O Observatório do Clima, coalizão com 161 organizações socioambientais, classificou a medida como o “maior retrocesso ambiental da história do país”. Em nota, a entidade defendeu o licenciamento como principal instrumento de prevenção de danos, criado pela Política Nacional do Meio Ambiente de 1981.
No Congresso, a senadora Eliziane Gama (PSD-MA) alertou para uma possível “guerra ambiental” entre os entes federativos. “Vai se criar uma verdadeira guerra ambiental na tentativa de levar algum tipo de empreendimento sem o devido rigor”, afirmou. O deputado Túlio Gadêlha (Rede-PE) atribuiu a atual morosidade nos processos ao desmonte dos órgãos ambientais em gestões anteriores e criticou a retirada de poder de fiscalização do Ibama e da Funai.
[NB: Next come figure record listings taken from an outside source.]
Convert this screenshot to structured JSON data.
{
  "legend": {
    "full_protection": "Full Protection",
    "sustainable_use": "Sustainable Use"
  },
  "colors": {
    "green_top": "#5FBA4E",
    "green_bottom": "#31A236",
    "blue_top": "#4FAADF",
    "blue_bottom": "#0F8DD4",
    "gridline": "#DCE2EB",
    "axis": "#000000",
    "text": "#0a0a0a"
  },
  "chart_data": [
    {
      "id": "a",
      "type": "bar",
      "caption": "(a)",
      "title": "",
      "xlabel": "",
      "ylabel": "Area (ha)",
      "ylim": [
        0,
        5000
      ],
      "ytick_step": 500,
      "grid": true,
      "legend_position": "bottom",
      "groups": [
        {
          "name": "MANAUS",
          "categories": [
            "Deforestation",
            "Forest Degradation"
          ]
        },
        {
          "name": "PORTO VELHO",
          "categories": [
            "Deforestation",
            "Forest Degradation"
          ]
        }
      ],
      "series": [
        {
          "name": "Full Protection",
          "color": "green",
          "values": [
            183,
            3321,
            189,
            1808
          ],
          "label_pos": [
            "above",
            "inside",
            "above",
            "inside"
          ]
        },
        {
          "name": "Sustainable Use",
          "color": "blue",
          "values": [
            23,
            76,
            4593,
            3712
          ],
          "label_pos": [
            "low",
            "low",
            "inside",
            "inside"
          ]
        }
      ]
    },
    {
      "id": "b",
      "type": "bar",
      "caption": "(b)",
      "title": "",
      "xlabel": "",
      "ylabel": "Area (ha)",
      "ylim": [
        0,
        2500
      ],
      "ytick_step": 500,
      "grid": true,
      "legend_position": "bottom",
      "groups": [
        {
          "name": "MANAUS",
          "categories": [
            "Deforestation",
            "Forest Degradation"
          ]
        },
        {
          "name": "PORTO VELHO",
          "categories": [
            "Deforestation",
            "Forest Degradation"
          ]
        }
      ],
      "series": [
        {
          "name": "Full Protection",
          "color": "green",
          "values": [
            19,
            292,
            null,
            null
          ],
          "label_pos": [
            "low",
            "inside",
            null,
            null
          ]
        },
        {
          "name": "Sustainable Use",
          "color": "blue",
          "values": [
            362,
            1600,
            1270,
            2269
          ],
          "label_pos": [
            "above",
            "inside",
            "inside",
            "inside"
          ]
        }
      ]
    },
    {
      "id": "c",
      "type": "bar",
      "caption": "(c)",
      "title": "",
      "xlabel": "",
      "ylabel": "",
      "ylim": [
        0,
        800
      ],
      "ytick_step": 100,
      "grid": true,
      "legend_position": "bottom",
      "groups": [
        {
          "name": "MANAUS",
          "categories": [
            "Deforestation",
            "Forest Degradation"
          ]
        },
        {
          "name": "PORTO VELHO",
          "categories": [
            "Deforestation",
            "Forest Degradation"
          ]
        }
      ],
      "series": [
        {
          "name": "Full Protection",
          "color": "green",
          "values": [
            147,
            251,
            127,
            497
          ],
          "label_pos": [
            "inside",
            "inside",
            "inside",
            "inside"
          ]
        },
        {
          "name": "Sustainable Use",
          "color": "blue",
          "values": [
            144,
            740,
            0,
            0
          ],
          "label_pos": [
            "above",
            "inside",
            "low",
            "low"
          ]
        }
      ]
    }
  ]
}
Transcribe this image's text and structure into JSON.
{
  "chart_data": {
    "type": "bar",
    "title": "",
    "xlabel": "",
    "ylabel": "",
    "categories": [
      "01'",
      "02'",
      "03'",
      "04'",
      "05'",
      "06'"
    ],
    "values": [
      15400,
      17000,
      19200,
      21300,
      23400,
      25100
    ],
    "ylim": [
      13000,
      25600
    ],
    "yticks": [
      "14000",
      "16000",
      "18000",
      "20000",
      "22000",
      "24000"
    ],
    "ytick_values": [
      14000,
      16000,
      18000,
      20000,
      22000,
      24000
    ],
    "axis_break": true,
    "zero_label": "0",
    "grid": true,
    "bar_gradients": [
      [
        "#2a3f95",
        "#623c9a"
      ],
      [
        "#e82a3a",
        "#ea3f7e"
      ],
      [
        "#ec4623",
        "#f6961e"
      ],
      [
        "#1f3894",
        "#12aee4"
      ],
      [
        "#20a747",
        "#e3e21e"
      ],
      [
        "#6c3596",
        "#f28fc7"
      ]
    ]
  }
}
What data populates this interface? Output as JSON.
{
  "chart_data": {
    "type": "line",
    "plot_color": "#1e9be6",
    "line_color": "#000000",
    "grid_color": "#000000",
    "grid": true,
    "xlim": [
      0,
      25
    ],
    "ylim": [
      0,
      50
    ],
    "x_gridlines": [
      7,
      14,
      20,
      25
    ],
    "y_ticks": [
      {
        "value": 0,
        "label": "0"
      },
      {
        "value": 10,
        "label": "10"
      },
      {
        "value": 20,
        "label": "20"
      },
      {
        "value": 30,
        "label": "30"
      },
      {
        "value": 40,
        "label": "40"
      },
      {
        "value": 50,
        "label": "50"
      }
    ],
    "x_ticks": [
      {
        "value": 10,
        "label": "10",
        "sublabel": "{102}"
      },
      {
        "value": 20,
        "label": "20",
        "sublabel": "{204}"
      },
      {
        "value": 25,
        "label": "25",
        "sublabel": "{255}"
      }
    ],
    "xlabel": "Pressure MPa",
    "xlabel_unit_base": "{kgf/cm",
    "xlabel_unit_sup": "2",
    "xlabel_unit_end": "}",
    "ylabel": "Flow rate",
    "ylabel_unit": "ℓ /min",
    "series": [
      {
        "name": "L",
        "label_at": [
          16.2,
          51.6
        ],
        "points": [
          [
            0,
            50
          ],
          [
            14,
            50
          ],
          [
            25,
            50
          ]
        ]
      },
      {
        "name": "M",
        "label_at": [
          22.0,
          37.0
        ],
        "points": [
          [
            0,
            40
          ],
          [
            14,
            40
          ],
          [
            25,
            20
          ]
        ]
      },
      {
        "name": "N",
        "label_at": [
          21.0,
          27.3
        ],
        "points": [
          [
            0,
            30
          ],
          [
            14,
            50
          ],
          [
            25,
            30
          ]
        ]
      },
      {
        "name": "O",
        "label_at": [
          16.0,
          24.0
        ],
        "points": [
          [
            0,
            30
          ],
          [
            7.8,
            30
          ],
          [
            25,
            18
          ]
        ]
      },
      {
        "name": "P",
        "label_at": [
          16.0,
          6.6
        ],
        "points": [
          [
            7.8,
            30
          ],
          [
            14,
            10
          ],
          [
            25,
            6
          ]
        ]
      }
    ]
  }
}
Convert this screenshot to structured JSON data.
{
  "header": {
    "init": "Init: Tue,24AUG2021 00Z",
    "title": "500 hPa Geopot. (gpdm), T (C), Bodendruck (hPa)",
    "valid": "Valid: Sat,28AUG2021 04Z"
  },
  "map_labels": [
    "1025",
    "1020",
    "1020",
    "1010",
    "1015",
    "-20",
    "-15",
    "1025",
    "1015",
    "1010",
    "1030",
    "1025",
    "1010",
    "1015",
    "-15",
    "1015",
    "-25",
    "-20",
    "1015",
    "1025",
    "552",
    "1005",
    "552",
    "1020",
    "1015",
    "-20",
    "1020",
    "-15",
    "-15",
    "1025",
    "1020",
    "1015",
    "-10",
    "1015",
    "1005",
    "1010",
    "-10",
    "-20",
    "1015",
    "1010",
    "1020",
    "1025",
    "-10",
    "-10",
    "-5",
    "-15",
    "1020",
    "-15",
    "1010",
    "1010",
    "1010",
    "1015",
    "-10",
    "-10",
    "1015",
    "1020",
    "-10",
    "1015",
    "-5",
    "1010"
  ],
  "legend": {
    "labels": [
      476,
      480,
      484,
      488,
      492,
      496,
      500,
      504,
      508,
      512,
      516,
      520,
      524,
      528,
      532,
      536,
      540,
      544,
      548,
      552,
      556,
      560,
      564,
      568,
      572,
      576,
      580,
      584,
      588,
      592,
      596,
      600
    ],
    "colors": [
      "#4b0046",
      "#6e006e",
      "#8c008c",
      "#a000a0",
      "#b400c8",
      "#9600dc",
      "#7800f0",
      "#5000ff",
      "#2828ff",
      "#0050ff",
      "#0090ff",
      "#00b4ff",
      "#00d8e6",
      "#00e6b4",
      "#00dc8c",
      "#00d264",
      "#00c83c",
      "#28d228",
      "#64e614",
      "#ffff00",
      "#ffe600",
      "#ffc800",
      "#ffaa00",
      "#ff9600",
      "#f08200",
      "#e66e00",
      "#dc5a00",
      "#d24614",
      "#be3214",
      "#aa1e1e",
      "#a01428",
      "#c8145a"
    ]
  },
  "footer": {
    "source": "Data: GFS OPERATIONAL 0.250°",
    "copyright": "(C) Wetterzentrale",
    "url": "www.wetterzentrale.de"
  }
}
O deputado Nilto Tatto (PT-SP) também criticou o timing da votação. “O momento em que se está trazendo para votar, logo depois da Conferência do Clima, tem uma posição política de setores que desnortearam o debate do licenciamento ambiental para defender interesses menores”, disse.
Defesa da desburocratização
Parlamentares favoráveis à derrubada dos vetos defendem que a medida é necessária para destravar a economia. O presidente do Congresso, Davi Alcolumbre, afirmou que há “regiões inteiras aguardando que o Congresso finalize essa discussão para que grandes projetos saiam do papel”.
O deputado Zé Vitor (PL-MG) argumentou que o projeto respeita o meio ambiente e criticou o atual nível de burocracia. “Depois de um órgão ambiental estadual fazer toda a análise técnica e conceder uma autorização, mesmo assim precisava do carimbo do Ibama, um carimbo que, de fato, não protege nada”, disse.
Na mesma linha, o líder do PL na Câmara, Sóstenes Cavalcante (PL-RJ), defendeu a exploração das riquezas nacionais. “[O governo] quer colocar travas no agronegócio, que é a única coisa que ainda está dando certo economicamente no Brasil. O verdadeiro Brasil que nós temos é o Brasil que explora as suas riquezas do agro”, concluiu.